Persdebat

Leidsche Kerkbode. Orgaan voor de Gereformeerde Kerken van de Classis Leiden

5e jaargang, onder redactie van W. Bouwman e.a.
Leiden (Nieuwe Leidsche Courant) 1926v
nummer 8 (geen paginering) (25 juni 1926)

a



In het weekblad „Woord en Geest” wijst ds. H.C. v.d. Brink van Zandvoort op wat ik schreef in de Leidsche Kerkbode b. Hij merkt op, dat ik niet voldaan heb aan den plicht, dien men zich in het persdebat steeds op te leggen heeft, n.l. eerlijke weergave van de meening van den persoon, dien men bestrijdt. Volgens ds. v.d. B. ben ik juist op dit punt „onbillijk” om niet een nog ernstiger woord te bezigen, tegenover hem geweest.

Het feit, dat ik meen me juist op dit punt tegenover ds. v.d. Brink te mogen beklagen (hetgeen ik dan ook, met opgave van redenen, deed, zonder evenwel antwoord te krijgen van ds. v.d. Brink) ontslaat mij niet van de verplichting, om, als ik ds. v.d. B. onbillijk bejegende, daarvoor mijnerzijds verontschuldiging aan te bieden met poging tot herstel van wat verkeerd gedaan werd. Want ik mag ds. v.d. B. niet aandoen, wat hij mij deed, als ik het verkeerd acht.

Omdat ik evenwel niet begreep, waarin ik tegenover ds. v.d. B. te kort geschoten was tot onbillijk-wordens toe, heb ik hem per keerende post vriendelijk gevraagd, mij even te zeggen, wat mijn fout was, en wat ik had moeten vermelden uit zijn artikel om de onbillijkheid te ontkomen.

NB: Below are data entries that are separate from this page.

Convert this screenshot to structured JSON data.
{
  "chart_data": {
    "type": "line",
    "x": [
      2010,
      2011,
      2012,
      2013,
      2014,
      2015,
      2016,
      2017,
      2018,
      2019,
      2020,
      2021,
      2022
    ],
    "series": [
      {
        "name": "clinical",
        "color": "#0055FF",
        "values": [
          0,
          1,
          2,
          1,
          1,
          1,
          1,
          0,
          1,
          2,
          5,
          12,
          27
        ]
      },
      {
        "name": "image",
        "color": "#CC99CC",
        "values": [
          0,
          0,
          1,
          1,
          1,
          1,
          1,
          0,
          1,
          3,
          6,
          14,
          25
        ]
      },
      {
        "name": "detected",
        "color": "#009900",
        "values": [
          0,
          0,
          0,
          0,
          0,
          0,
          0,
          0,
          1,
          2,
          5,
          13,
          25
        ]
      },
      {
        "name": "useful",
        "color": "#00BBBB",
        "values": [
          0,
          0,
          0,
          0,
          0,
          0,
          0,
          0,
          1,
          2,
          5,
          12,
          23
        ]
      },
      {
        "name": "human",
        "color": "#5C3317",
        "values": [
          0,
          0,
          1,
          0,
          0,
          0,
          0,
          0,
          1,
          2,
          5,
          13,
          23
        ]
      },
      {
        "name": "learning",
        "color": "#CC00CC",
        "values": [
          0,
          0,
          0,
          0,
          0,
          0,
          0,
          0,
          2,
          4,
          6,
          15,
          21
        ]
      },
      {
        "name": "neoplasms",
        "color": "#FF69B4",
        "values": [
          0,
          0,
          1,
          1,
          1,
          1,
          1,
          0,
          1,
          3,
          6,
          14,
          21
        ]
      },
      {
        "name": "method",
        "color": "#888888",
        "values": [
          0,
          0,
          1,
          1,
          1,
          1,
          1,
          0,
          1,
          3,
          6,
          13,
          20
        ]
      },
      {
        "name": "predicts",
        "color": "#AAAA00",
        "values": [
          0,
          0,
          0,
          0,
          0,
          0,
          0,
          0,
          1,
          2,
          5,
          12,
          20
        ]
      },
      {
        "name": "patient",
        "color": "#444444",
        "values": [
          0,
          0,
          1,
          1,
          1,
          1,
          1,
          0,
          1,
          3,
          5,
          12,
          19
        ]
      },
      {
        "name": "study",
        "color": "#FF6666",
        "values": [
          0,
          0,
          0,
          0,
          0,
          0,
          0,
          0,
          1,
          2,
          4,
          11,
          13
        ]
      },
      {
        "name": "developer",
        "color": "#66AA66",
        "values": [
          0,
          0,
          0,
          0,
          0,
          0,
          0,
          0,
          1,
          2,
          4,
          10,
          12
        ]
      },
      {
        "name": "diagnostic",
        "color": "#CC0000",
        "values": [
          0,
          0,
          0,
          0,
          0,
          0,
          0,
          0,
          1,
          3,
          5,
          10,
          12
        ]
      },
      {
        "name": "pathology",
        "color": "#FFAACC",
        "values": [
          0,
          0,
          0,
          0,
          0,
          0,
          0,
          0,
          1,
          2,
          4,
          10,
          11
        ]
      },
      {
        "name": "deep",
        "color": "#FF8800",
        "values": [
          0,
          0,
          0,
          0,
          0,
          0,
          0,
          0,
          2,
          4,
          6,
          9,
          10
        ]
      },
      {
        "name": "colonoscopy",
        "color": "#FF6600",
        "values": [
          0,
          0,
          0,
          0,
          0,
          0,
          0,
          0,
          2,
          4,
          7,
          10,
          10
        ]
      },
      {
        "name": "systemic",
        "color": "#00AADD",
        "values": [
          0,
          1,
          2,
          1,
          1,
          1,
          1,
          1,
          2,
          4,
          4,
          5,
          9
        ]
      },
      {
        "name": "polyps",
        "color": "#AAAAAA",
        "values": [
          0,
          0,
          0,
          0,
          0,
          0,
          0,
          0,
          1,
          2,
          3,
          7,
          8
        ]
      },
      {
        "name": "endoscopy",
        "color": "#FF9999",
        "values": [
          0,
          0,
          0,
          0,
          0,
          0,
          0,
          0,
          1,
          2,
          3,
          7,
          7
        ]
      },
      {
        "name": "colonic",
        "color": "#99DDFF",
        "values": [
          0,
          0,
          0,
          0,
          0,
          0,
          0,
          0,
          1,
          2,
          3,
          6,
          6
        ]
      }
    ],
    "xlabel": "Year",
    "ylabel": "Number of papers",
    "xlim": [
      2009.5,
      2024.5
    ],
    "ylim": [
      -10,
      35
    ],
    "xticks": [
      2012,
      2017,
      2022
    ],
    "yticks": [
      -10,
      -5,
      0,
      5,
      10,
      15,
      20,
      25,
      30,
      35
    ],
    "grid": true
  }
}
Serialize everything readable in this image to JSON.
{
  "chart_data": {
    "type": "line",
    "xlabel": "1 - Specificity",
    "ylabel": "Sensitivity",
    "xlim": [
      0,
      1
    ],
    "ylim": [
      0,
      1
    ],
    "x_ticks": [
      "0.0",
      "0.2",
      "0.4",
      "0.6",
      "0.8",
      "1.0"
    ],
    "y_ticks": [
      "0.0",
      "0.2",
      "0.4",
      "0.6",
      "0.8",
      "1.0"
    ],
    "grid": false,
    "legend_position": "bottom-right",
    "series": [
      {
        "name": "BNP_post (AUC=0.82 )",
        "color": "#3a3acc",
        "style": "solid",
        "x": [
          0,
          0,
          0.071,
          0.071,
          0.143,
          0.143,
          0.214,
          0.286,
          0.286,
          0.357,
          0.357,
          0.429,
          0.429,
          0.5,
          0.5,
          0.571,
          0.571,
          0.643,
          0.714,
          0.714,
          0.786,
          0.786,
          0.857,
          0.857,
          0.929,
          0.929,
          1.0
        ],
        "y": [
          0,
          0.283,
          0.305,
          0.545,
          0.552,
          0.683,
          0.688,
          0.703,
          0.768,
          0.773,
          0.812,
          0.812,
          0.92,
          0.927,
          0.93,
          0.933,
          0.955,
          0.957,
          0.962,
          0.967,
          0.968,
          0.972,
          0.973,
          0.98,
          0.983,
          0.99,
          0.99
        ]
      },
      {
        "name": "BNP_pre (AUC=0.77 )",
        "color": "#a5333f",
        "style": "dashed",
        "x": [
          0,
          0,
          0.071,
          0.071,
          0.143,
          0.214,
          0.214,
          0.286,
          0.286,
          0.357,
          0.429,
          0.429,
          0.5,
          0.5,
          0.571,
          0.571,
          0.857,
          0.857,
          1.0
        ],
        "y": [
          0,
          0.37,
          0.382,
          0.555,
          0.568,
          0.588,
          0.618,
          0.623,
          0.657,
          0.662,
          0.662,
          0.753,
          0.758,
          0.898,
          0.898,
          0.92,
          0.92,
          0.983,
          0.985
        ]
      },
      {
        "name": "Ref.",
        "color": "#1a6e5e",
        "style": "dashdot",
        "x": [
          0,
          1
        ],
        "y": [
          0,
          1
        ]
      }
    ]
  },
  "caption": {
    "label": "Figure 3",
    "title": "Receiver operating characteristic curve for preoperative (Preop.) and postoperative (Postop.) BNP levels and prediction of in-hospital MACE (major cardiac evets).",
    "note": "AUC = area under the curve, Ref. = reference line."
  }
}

Terwijl ik deze regelen schrijf, is van ds. v.d. Brink nog geen antwoord binnengekomen. Thans ben ik op reis, zoodat ik tot mijn spijt deze week de lezers niet meer kan bereiken voor het beoogde doel.

Dit is dan ook de reden, waarom ik even van den stand van raken hier verslag doe. Uit den onverkwikkelijken strijd blijve alle persoonlijk element geweerd, althans voorzoover het niet in het geding komen moet, om de zaak te illustreeren. En als „Woord en Geest” in dit verzoek om rechtsherstel een bewijs afleggen wil (waarop velen reeds lang wachten) dat het dien kant uit wil, dan zal ik, zoodra ds. v.d. B. mij heeft geholpen met nadere aanduiding, gaarne doen, wat hij billijkerwijze mocht verlangen.

Ik wacht dus af.


K. Schilder.




a. Niet eerder opnieuw gepubliceerd. Vgl. ‘„Oude plunje”’, Leidsche Kerkbode 5 (1926v) 4 (28 mei 1926), ‘Oude plunje’, Leidsche Kerkbode 5 (1926v) 12 (23 juli 1926), en ‘Ernst of luim?’, Leidsche Kerkbode 5 (1926v) 17 (27 augustus 1926).

b. Vgl. Hendrik Christiaan van den Brink (1866-1947), ‘„Mijn oude plunje”’, Woord en Geest 1 (1925v) 35,274 (18 juni 1926).